Bir yanda kömür kokusu, bir yanda kömürün çıkardığı isin yayılması ve ağır bir koku.

Evet Ordu da kış aylarında girdiğimiz şu günlerde kaloriferler ve sobalar yanmaya başladıktan sonra göz gözü görmeyecek şekilde hava kirliliğiyle karşı karşıya kalmaktayız. Bunun çaresi var elbette. Denetim ve kontrolün yanı sıra ilgili kurumların ve müdürlüklerin çare aramasıdır.

Ordu ilimizde kentsel açık hava kirliliği hat safhaya ulaşmıştır. Artık evlerin içi dahi dışarıdaki kirliliği içine çekmekte, sağlıksız ve yorucu bir yaşamla insanları karşı karşıya bırakmaktadır.
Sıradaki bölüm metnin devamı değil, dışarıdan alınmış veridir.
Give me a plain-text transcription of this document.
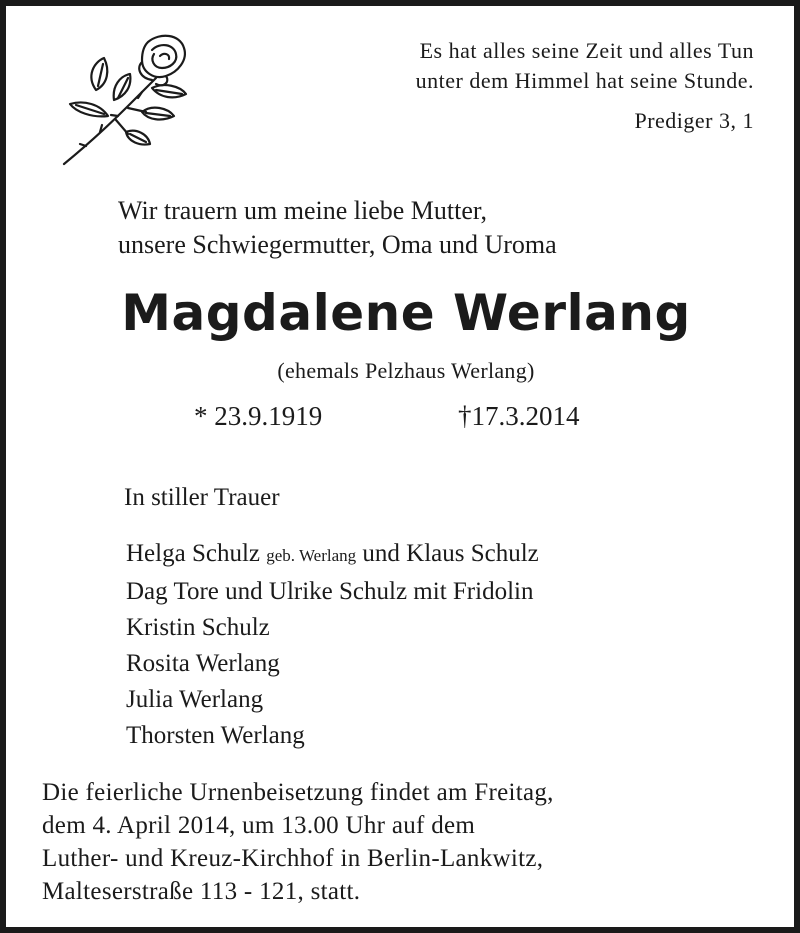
Es hat alles seine Zeit und alles Tun
unter dem Himmel hat seine Stunde.
Prediger 3, 1
Wir trauern um meine liebe Mutter,
unsere Schwiegermutter, Oma und Uroma
Magdalene Werlang
(ehemals Pelzhaus Werlang)
* 23.9.1919	†17.3.2014
In stiller Trauer
Helga Schulz geb. Werlang und Klaus Schulz
Dag Tore und Ulrike Schulz mit Fridolin
Kristin Schulz
Rosita Werlang
Julia Werlang
Thorsten Werlang
Die feierliche Urnenbeisetzung findet am Freitag,
dem 4. April 2014, um 13.00 Uhr auf dem
Luther- und Kreuz-Kirchhof in Berlin-Lankwitz,
Malteserstraße 113 - 121, statt.
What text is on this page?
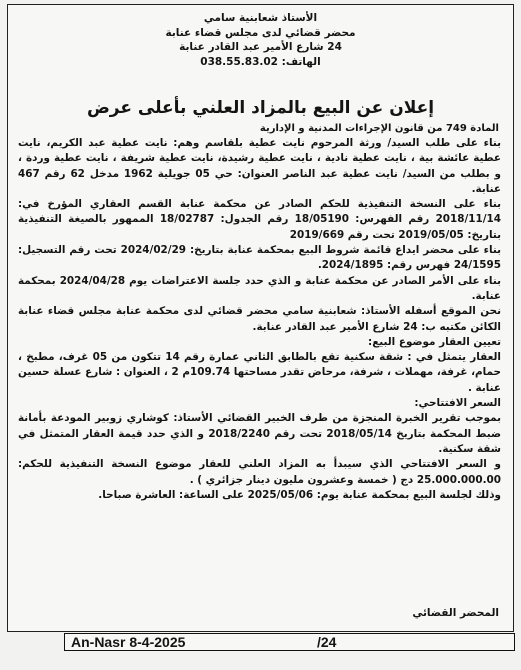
الأستاذ شعابنية سامي
محضر قضائي لدى مجلس قضاء عنابة
24 شارع الأمير عبد القادر عنابة
الهاتف: 038.55.83.02
إعلان عن البيع بالمزاد العلني بأعلى عرض
المادة 749 من قانون الإجراءات المدنية و الإدارية

بناء على طلب السيد/ ورثة المرحوم نايت عطية بلقاسم وهم: نايت عطية عبد الكريم، نايت عطية عائشة بية ، نايت عطية نادية ، نايت عطية رشيدة، نايت عطية شريفة ، نايت عطية وردة ، و بطلب من السيد/ نايت عطية عبد الناصر العنوان: حي 05 جويلية 1962 مدخل 62 رقم 467 عنابة.

بناء على النسخة التنفيذية للحكم الصادر عن محكمة عنابة القسم العقاري المؤرخ في: 2018/11/14 رقم الفهرس: 18/05190 رقم الجدول: 18/02787 الممهور بالصيغة التنفيذية بتاريخ: 2019/05/05 تحت رقم 2019/669

بناء على محضر ايداع قائمة شروط البيع بمحكمة عنابة بتاريخ: 2024/02/29 تحت رقم التسجيل: 24/1595 فهرس رقم: 2024/1895.

بناء على الأمر الصادر عن محكمة عنابة و الذي حدد جلسة الاعتراضات يوم 2024/04/28 بمحكمة عنابة.

نحن الموقع أسفله الأستاذ: شعابنية سامي محضر قضائي لدى محكمة عنابة مجلس قضاء عنابة الكائن مكتبه ب: 24 شارع الأمير عبد القادر عنابة.

تعيين العقار موضوع البيع:

العقار يتمثل في : شقة سكنية تقع بالطابق الثاني عمارة رقم 14 تتكون من 05 غرف، مطبخ ، حمام، غرفة، مهملات ، شرفة، مرحاض تقدر مساحتها 109.74م 2 ، العنوان : شارع عسلة حسين عنابة .

السعر الافتتاحي:

بموجب تقرير الخبرة المنجزة من طرف الخبير القضائي الأستاذ: كوشاري زوبير المودعة بأمانة ضبط المحكمة بتاريخ 2018/05/14 تحت رقم 2018/2240 و الذي حدد قيمة العقار المتمثل في شقة سكنية.

و السعر الافتتاحي الذي سيبدأ به المزاد العلني للعقار موضوع النسخة التنفيذية للحكم: 25.000.000.00 دج ( خمسة وعشرون مليون دينار جزائري ) .

وذلك لجلسة البيع بمحكمة عنابة يوم: 2025/05/06 على الساعة: العاشرة صباحا.

المحضر القضائي
An-Nasr 8-4-2025	/24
Zehirli kömürün bıraktığı karbondioksit, özellikle çocuklar ve yaşlıların soluması sonucu çeşitli zehirlenmeler ve hastalıklara sebebiyet vermektedir. Hatta kişilerin solunum hastalıkları, akciğer kanseri, kronik opstlüktif akciğer hastalığı, bağışıklık sistemlerinin zayıflaması hastalıklarıyla karşı karşıya bırakır.

3 sene önce Ordu merkezinde doğalgaz yakıtı kullanılmaya başlanmasına rağmen etkin denetimin olmaması sonucu apartmanlar, siteler bu yakıtı kullanmamaktadır. Bu da kötü sağlığı tetiklemektedir.
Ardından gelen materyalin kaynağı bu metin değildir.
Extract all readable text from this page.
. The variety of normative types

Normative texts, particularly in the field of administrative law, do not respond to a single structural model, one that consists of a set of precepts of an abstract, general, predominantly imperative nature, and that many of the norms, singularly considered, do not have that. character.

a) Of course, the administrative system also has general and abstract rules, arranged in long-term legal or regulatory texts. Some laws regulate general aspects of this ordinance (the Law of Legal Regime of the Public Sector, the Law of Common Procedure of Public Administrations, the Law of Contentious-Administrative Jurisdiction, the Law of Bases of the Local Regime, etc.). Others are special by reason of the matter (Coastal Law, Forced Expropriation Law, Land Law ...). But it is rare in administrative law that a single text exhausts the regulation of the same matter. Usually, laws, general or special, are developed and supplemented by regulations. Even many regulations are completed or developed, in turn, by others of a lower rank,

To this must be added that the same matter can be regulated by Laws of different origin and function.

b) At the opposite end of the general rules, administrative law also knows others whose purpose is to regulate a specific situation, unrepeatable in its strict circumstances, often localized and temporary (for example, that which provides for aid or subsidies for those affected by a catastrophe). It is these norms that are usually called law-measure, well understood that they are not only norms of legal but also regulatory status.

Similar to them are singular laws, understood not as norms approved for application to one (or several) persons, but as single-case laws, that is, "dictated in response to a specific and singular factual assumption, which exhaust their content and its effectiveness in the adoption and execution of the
Kurumlar hava kirliliğine çözüm aramak mecburiyetindedirler. Valilik ve belediye insan yaşamının kalitesini arttırmak için vardırlar. Bununla ilgili çeşitli genelgelerin kurumlara ulaştığını biliyoruz. Ancak kağıt parçaları ne yazık ki tek başına işlev göstermemektedirler.

Düşününüz, astımı olan bir hasta, bronşiti olan bir hasta akşam saatlerinde Ordu caddelerinde nasıl dolaşsın. Bu havada dolaşmak hastalar için ölüm riski oluşturmaktadır.
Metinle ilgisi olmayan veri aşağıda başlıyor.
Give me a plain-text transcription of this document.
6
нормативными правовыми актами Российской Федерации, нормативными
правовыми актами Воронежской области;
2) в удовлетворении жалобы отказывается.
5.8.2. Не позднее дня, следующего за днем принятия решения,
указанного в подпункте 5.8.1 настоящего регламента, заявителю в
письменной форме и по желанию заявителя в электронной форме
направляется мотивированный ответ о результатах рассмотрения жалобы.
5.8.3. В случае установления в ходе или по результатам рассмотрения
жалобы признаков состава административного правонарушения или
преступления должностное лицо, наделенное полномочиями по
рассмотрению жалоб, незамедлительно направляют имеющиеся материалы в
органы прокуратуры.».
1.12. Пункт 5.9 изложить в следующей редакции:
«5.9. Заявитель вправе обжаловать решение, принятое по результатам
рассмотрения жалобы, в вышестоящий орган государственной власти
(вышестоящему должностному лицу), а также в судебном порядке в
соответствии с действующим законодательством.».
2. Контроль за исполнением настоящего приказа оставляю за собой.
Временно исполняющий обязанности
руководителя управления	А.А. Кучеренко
Değerli okurlar, biliyoruz ki biokütle farklı olarak, pek çok kömürler, kükürt, arsenik, silis, florin, kurşun, civa gibi içsel kirletici maddeler içerebilirler. Yanma esnasında ise bu kirleticiler yok değil orijinal veya okside şeklinde havaya salınırlar. Bunun önlemini almak ve önüne geçmek mecburidir.

Kaliteli kömür kullanmak, şehre giren kömürleri denetlemek, özellikle fakir fukara fonunda dağıtılan kömürlerin ölçümü ve değerlendirmelerini yapmak, uygun olanlara izin vermek asıl görev sayılır. 

Bilinen ürkütücü bir gerçek daha var ki kömür birleşiminde bazı kanserojen maddelerde vardır. özellikle bu kömür tiplemesi linyit kömürlerinin yanması sırasında ortaya çıkar.

Yukarıda bahsettiğimiz bayanın çocuğunu korumak adına çekiştirmesi ve sokaklardan eve kaçırma girişimi çocuklar üzerinde de psikolojik etkilere sebep olabilir. Gerçi evlerin içi de dışarıdaki yoğun karbondioksit kokusunu içine almış ve ikametlerde yaşayanları tehdit etmektedir. Bu tür havalarda sigara içenlerin ise vay haline diyoruz.

Çevreyi kirletmek, doğayı yok etmek, insan sağlığını bozmak ne kadar kolay değil mi sevgili okurlar. Bunun yanı sıra asit yağmurları sonucu toprakların da kirlenmesi geleceğimizi yok etmekle eş değerdir sanırım.